The team has also implemented state-of-the-art research to improve voice labeling accuracy, using fingerprinting and diarization to create error-free transcripts and crystal-clear audio.

tashapais25 4 days ago

Extra disk space, tactile switch, microphone when you're on calls, extra battery life. Some prefer an app but I see the appeal

  • nlinck 4 days ago

    I dont get why people prefer the app more, it is so much friction to unlock my phone (wait for unlock), open an app (wait for it to load), and then press the record button. I'm very excited for hardware devices like this. Lets see if they can actually make it useful.

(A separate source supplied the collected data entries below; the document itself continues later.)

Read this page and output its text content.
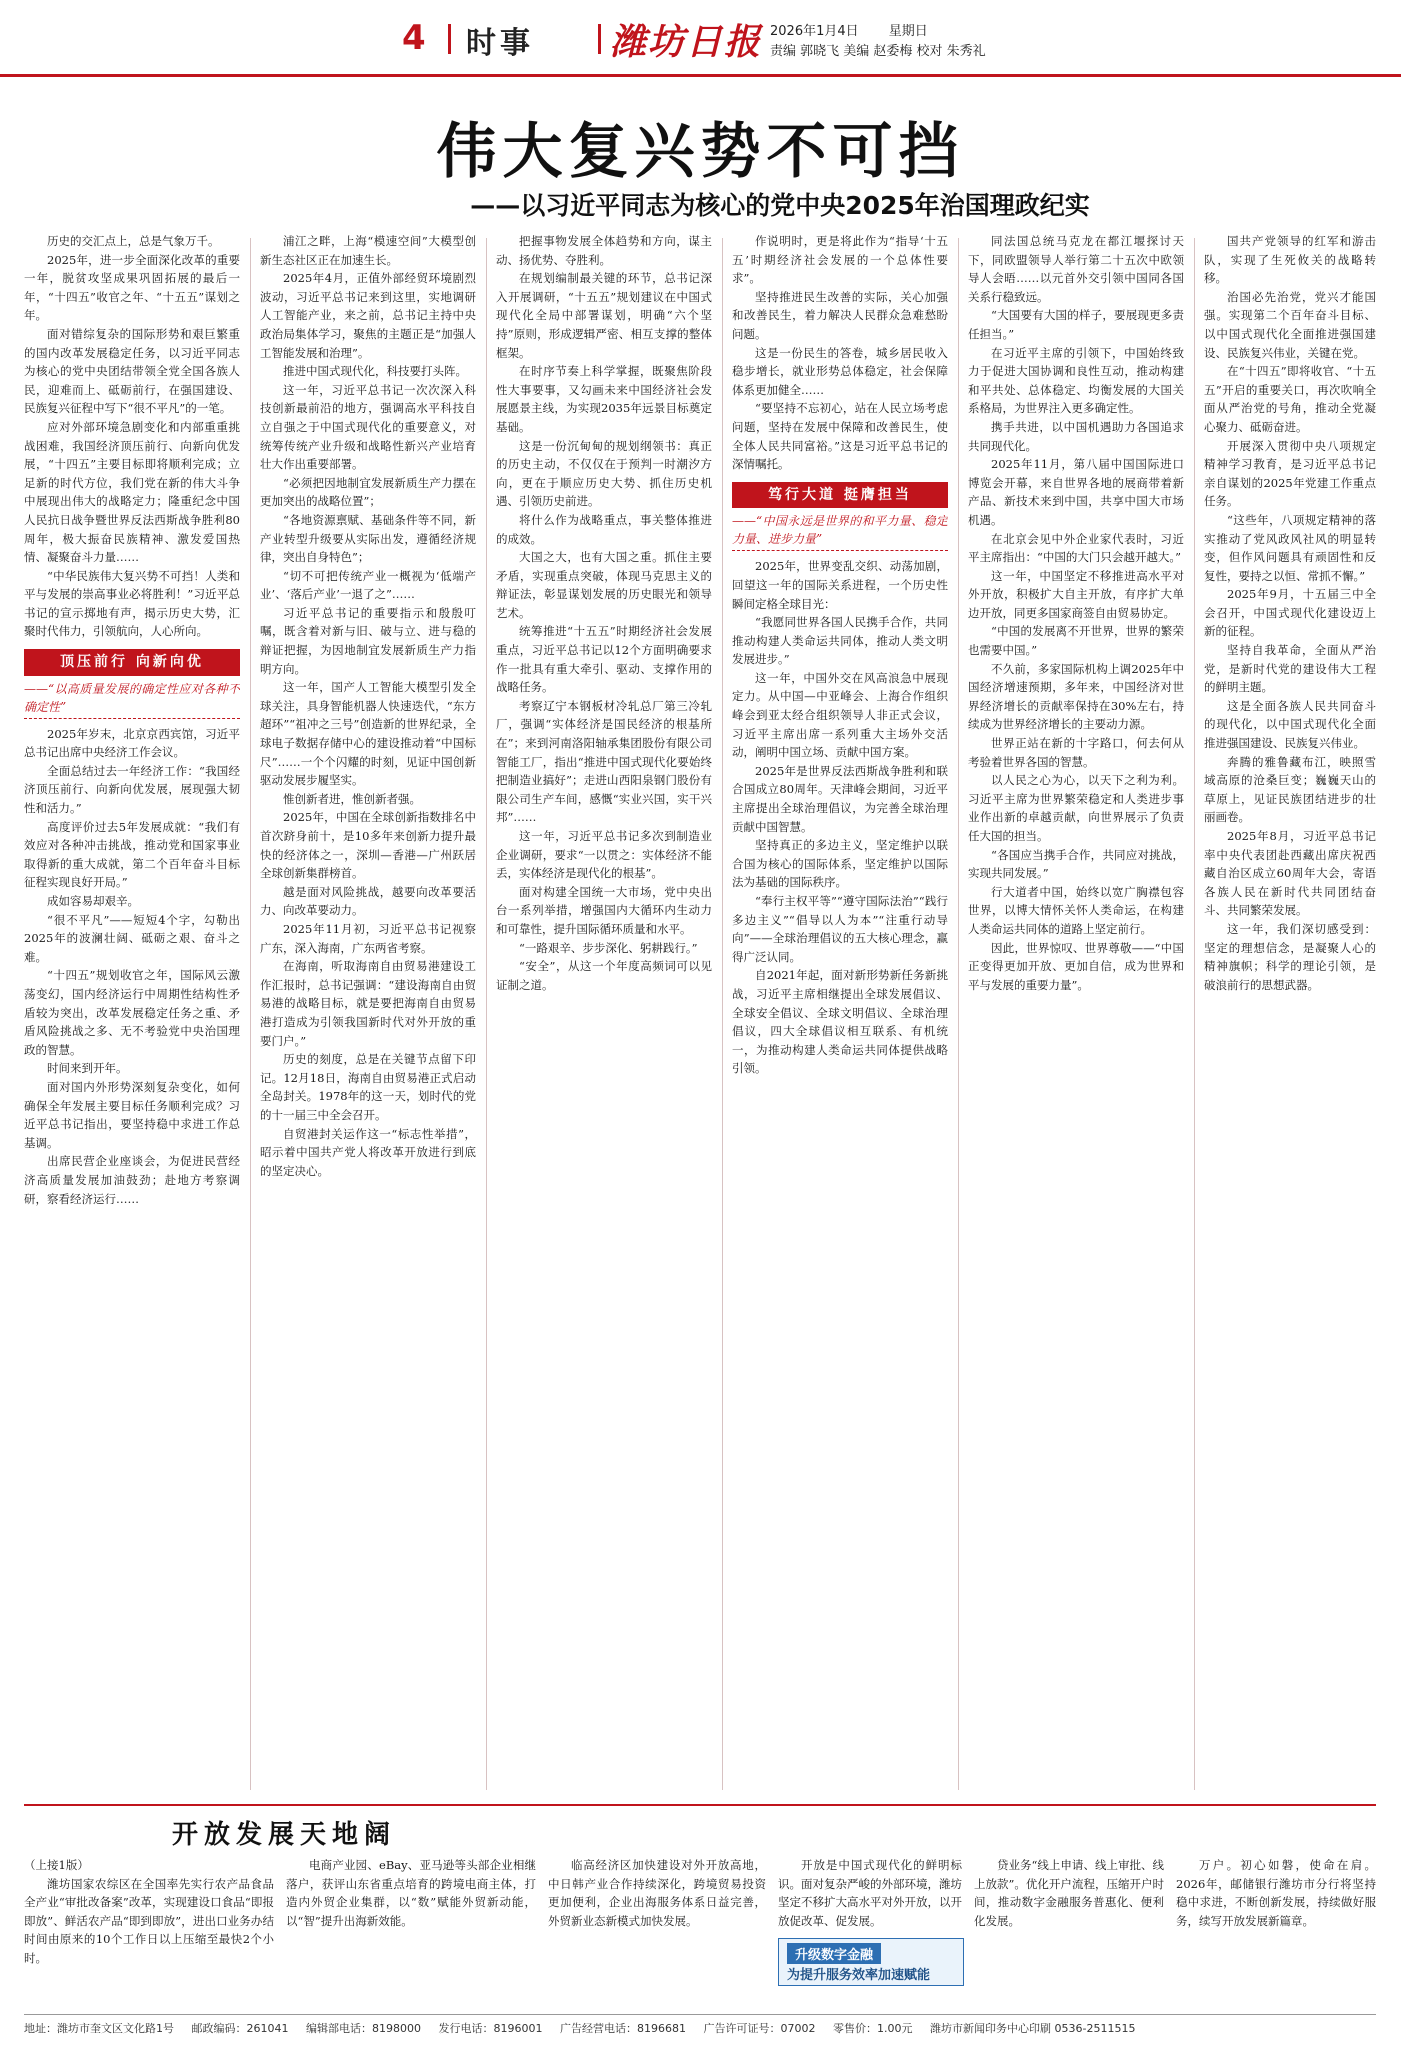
4 时事 潍坊日报 2026年1月4日 星期日
责编 郭晓飞 美编 赵委梅 校对 朱秀礼
伟大复兴势不可挡
——以习近平同志为核心的党中央2025年治国理政纪实

历史的交汇点上，总是气象万千。

2025年，进一步全面深化改革的重要一年，脱贫攻坚成果巩固拓展的最后一年，“十四五”收官之年、“十五五”谋划之年。

面对错综复杂的国际形势和艰巨繁重的国内改革发展稳定任务，以习近平同志为核心的党中央团结带领全党全国各族人民，迎难而上、砥砺前行，在强国建设、民族复兴征程中写下“很不平凡”的一笔。

应对外部环境急剧变化和内部重重挑战困难，我国经济顶压前行、向新向优发展，“十四五”主要目标即将顺利完成；立足新的时代方位，我们党在新的伟大斗争中展现出伟大的战略定力；隆重纪念中国人民抗日战争暨世界反法西斯战争胜利80周年，极大振奋民族精神、激发爱国热情、凝聚奋斗力量……

“中华民族伟大复兴势不可挡！人类和平与发展的崇高事业必将胜利！”习近平总书记的宣示掷地有声，揭示历史大势，汇聚时代伟力，引领航向，人心所向。

顶压前行 向新向优
——“以高质量发展的确定性应对各种不确定性”

2025年岁末，北京京西宾馆，习近平总书记出席中央经济工作会议。

全面总结过去一年经济工作：“我国经济顶压前行、向新向优发展，展现强大韧性和活力。”

高度评价过去5年发展成就：“我们有效应对各种冲击挑战，推动党和国家事业取得新的重大成就，第二个百年奋斗目标征程实现良好开局。”

成如容易却艰辛。

“很不平凡”——短短4个字，勾勒出2025年的波澜壮阔、砥砺之艰、奋斗之难。

“十四五”规划收官之年，国际风云激荡变幻，国内经济运行中周期性结构性矛盾较为突出，改革发展稳定任务之重、矛盾风险挑战之多、无不考验党中央治国理政的智慧。

时间来到开年。

面对国内外形势深刻复杂变化，如何确保全年发展主要目标任务顺利完成？习近平总书记指出，要坚持稳中求进工作总基调。

出席民营企业座谈会，为促进民营经济高质量发展加油鼓劲；赴地方考察调研，察看经济运行……

浦江之畔，上海“模速空间”大模型创新生态社区正在加速生长。

2025年4月，正值外部经贸环境剧烈波动，习近平总书记来到这里，实地调研人工智能产业，来之前，总书记主持中央政治局集体学习，聚焦的主题正是“加强人工智能发展和治理”。

推进中国式现代化，科技要打头阵。

这一年，习近平总书记一次次深入科技创新最前沿的地方，强调高水平科技自立自强之于中国式现代化的重要意义，对统筹传统产业升级和战略性新兴产业培育壮大作出重要部署。

“必须把因地制宜发展新质生产力摆在更加突出的战略位置”；

“各地资源禀赋、基础条件等不同，新产业转型升级要从实际出发，遵循经济规律，突出自身特色”；

“切不可把传统产业一概视为‘低端产业’、‘落后产业’一退了之”……

习近平总书记的重要指示和殷殷叮嘱，既含着对新与旧、破与立、进与稳的辩证把握，为因地制宜发展新质生产力指明方向。

这一年，国产人工智能大模型引发全球关注，具身智能机器人快速迭代，“东方超环”“祖冲之三号”创造新的世界纪录，全球电子数据存储中心的建设推动着“中国标尺”……一个个闪耀的时刻，见证中国创新驱动发展步履坚实。

惟创新者进，惟创新者强。

2025年，中国在全球创新指数排名中首次跻身前十，是10多年来创新力提升最快的经济体之一，深圳—香港—广州跃居全球创新集群榜首。

越是面对风险挑战，越要向改革要活力、向改革要动力。

2025年11月初，习近平总书记视察广东，深入海南，广东两省考察。

在海南，听取海南自由贸易港建设工作汇报时，总书记强调：“建设海南自由贸易港的战略目标，就是要把海南自由贸易港打造成为引领我国新时代对外开放的重要门户。”

历史的刻度，总是在关键节点留下印记。12月18日，海南自由贸易港正式启动全岛封关。1978年的这一天，划时代的党的十一届三中全会召开。

自贸港封关运作这一“标志性举措”，昭示着中国共产党人将改革开放进行到底的坚定决心。

把握事物发展全体趋势和方向，谋主动、扬优势、夺胜利。

在规划编制最关键的环节，总书记深入开展调研，“十五五”规划建议在中国式现代化全局中部署谋划，明确“六个坚持”原则，形成逻辑严密、相互支撑的整体框架。

在时序节奏上科学掌握，既聚焦阶段性大事要事，又勾画未来中国经济社会发展愿景主线，为实现2035年远景目标奠定基础。

这是一份沉甸甸的规划纲领书：真正的历史主动，不仅仅在于预判一时潮汐方向，更在于顺应历史大势、抓住历史机遇、引领历史前进。

将什么作为战略重点，事关整体推进的成效。

大国之大，也有大国之重。抓住主要矛盾，实现重点突破，体现马克思主义的辩证法，彰显谋划发展的历史眼光和领导艺术。

统筹推进“十五五”时期经济社会发展重点，习近平总书记以12个方面明确要求作一批具有重大牵引、驱动、支撑作用的战略任务。

考察辽宁本钢板材冷轧总厂第三冷轧厂，强调“实体经济是国民经济的根基所在”；来到河南洛阳轴承集团股份有限公司智能工厂，指出“推进中国式现代化要始终把制造业搞好”；走进山西阳泉钢门股份有限公司生产车间，感慨“实业兴国，实干兴邦”……

这一年，习近平总书记多次到制造业企业调研，要求“一以贯之：实体经济不能丢，实体经济是现代化的根基”。

面对构建全国统一大市场，党中央出台一系列举措，增强国内大循环内生动力和可靠性，提升国际循环质量和水平。

“一路艰辛、步步深化、躬耕践行。”

“安全”，从这一个年度高频词可以见证制之道。

作说明时，更是将此作为“指导‘十五五’时期经济社会发展的一个总体性要求”。

坚持推进民生改善的实际，关心加强和改善民生，着力解决人民群众急难愁盼问题。

这是一份民生的答卷，城乡居民收入稳步增长，就业形势总体稳定，社会保障体系更加健全……

“要坚持不忘初心，站在人民立场考虑问题，坚持在发展中保障和改善民生，使全体人民共同富裕。”这是习近平总书记的深情嘱托。

笃行大道 挺膺担当
——“中国永远是世界的和平力量、稳定力量、进步力量”

2025年，世界变乱交织、动荡加剧，回望这一年的国际关系进程，一个历史性瞬间定格全球目光：

“我愿同世界各国人民携手合作，共同推动构建人类命运共同体，推动人类文明发展进步。”

这一年，中国外交在风高浪急中展现定力。从中国—中亚峰会、上海合作组织峰会到亚太经合组织领导人非正式会议，习近平主席出席一系列重大主场外交活动，阐明中国立场、贡献中国方案。

2025年是世界反法西斯战争胜利和联合国成立80周年。天津峰会期间，习近平主席提出全球治理倡议，为完善全球治理贡献中国智慧。

坚持真正的多边主义，坚定维护以联合国为核心的国际体系，坚定维护以国际法为基础的国际秩序。

“奉行主权平等”“遵守国际法治”“践行多边主义”“倡导以人为本”“注重行动导向”——全球治理倡议的五大核心理念，赢得广泛认同。

自2021年起，面对新形势新任务新挑战，习近平主席相继提出全球发展倡议、全球安全倡议、全球文明倡议、全球治理倡议，四大全球倡议相互联系、有机统一，为推动构建人类命运共同体提供战略引领。

同法国总统马克龙在都江堰探讨天下，同欧盟领导人举行第二十五次中欧领导人会晤……以元首外交引领中国同各国关系行稳致远。

“大国要有大国的样子，要展现更多责任担当。”

在习近平主席的引领下，中国始终致力于促进大国协调和良性互动，推动构建和平共处、总体稳定、均衡发展的大国关系格局，为世界注入更多确定性。

携手共进，以中国机遇助力各国追求共同现代化。

2025年11月，第八届中国国际进口博览会开幕，来自世界各地的展商带着新产品、新技术来到中国，共享中国大市场机遇。

在北京会见中外企业家代表时，习近平主席指出：“中国的大门只会越开越大。”

这一年，中国坚定不移推进高水平对外开放，积极扩大自主开放，有序扩大单边开放，同更多国家商签自由贸易协定。

“中国的发展离不开世界，世界的繁荣也需要中国。”

不久前，多家国际机构上调2025年中国经济增速预期，多年来，中国经济对世界经济增长的贡献率保持在30%左右，持续成为世界经济增长的主要动力源。

世界正站在新的十字路口，何去何从考验着世界各国的智慧。

以人民之心为心，以天下之利为利。习近平主席为世界繁荣稳定和人类进步事业作出新的卓越贡献，向世界展示了负责任大国的担当。

“各国应当携手合作，共同应对挑战，实现共同发展。”

行大道者中国，始终以宽广胸襟包容世界，以博大情怀关怀人类命运，在构建人类命运共同体的道路上坚定前行。

因此，世界惊叹、世界尊敬——“中国正变得更加开放、更加自信，成为世界和平与发展的重要力量”。

国共产党领导的红军和游击队，实现了生死攸关的战略转移。

治国必先治党，党兴才能国强。实现第二个百年奋斗目标、以中国式现代化全面推进强国建设、民族复兴伟业，关键在党。

在“十四五”即将收官、“十五五”开启的重要关口，再次吹响全面从严治党的号角，推动全党凝心聚力、砥砺奋进。

开展深入贯彻中央八项规定精神学习教育，是习近平总书记亲自谋划的2025年党建工作重点任务。

“这些年，八项规定精神的落实推动了党风政风社风的明显转变，但作风问题具有顽固性和反复性，要持之以恒、常抓不懈。”

2025年9月，十五届三中全会召开，中国式现代化建设迈上新的征程。

坚持自我革命，全面从严治党，是新时代党的建设伟大工程的鲜明主题。

这是全面各族人民共同奋斗的现代化，以中国式现代化全面推进强国建设、民族复兴伟业。

奔腾的雅鲁藏布江，映照雪域高原的沧桑巨变；巍巍天山的草原上，见证民族团结进步的壮丽画卷。

2025年8月，习近平总书记率中央代表团赴西藏出席庆祝西藏自治区成立60周年大会，寄语各族人民在新时代共同团结奋斗、共同繁荣发展。

这一年，我们深切感受到：坚定的理想信念，是凝聚人心的精神旗帜；科学的理论引领，是破浪前行的思想武器。

开放发展天地阔

（上接1版）

潍坊国家农综区在全国率先实行农产品食品全产业“审批改备案”改革，实现建设口食品“即报即放”、鲜活农产品“即到即放”，进出口业务办结时间由原来的10个工作日以上压缩至最快2个小时。

电商产业园、eBay、亚马逊等头部企业相继落户，获评山东省重点培育的跨境电商主体，打造内外贸企业集群，以“数”赋能外贸新动能，以“智”提升出海新效能。

临高经济区加快建设对外开放高地，中日韩产业合作持续深化，跨境贸易投资更加便利，企业出海服务体系日益完善，外贸新业态新模式加快发展。

开放是中国式现代化的鲜明标识。面对复杂严峻的外部环境，潍坊坚定不移扩大高水平对外开放，以开放促改革、促发展。

升级数字金融
为提升服务效率加速赋能

贷业务“线上申请、线上审批、线上放款”。优化开户流程，压缩开户时间，推动数字金融服务普惠化、便利化发展。

万户。初心如磐，使命在肩。2026年，邮储银行潍坊市分行将坚持稳中求进，不断创新发展，持续做好服务，续写开放发展新篇章。

地址：潍坊市奎文区文化路1号 邮政编码：261041 编辑部电话：8198000 发行电话：8196001 广告经营电话：8196681 广告许可证号：07002 零售价：1.00元 潍坊市新闻印务中心印刷 0536-2511515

    • tashapais25 4 days ago

      Our core belief is to make only a few features that are incredibly accurate. People have tons of complaints on past AI wearables: UI is unclear when its recording, battery life only lasts a day, button is incorrectly placed, transcript fails to detect more than 2 speakers. All things that we've put a lot of thought into and have fixed.

xingwu 3 days ago

I don't get it; I already have a phone that can record.

guglielm0 4 days ago

super cool! excited to see how you can leverage external compute, while maintaining the privacy

  • tashapais25 4 days ago

    We're running models for transcription and voice classification. The data policy for those model providers are SOC2 compliant. On top of that we made the important decision to open source the device firmware and app code that will be public on github.com/open-vision-engineering. The audio files are stored on the standalone device's 64 gb and then is synced to your phone's on-device storage. We use AWS S3 to generate a signed url so only temporary access is enabled.

guglielm0 4 days ago

pty neat! Excited to see how you can leverage apple compute too

  • tashapais25 4 days ago

    Yes the grand vision for personal compute Apple is going for is iPhone running models acting on wearable sensors. Think invisible OS using agents.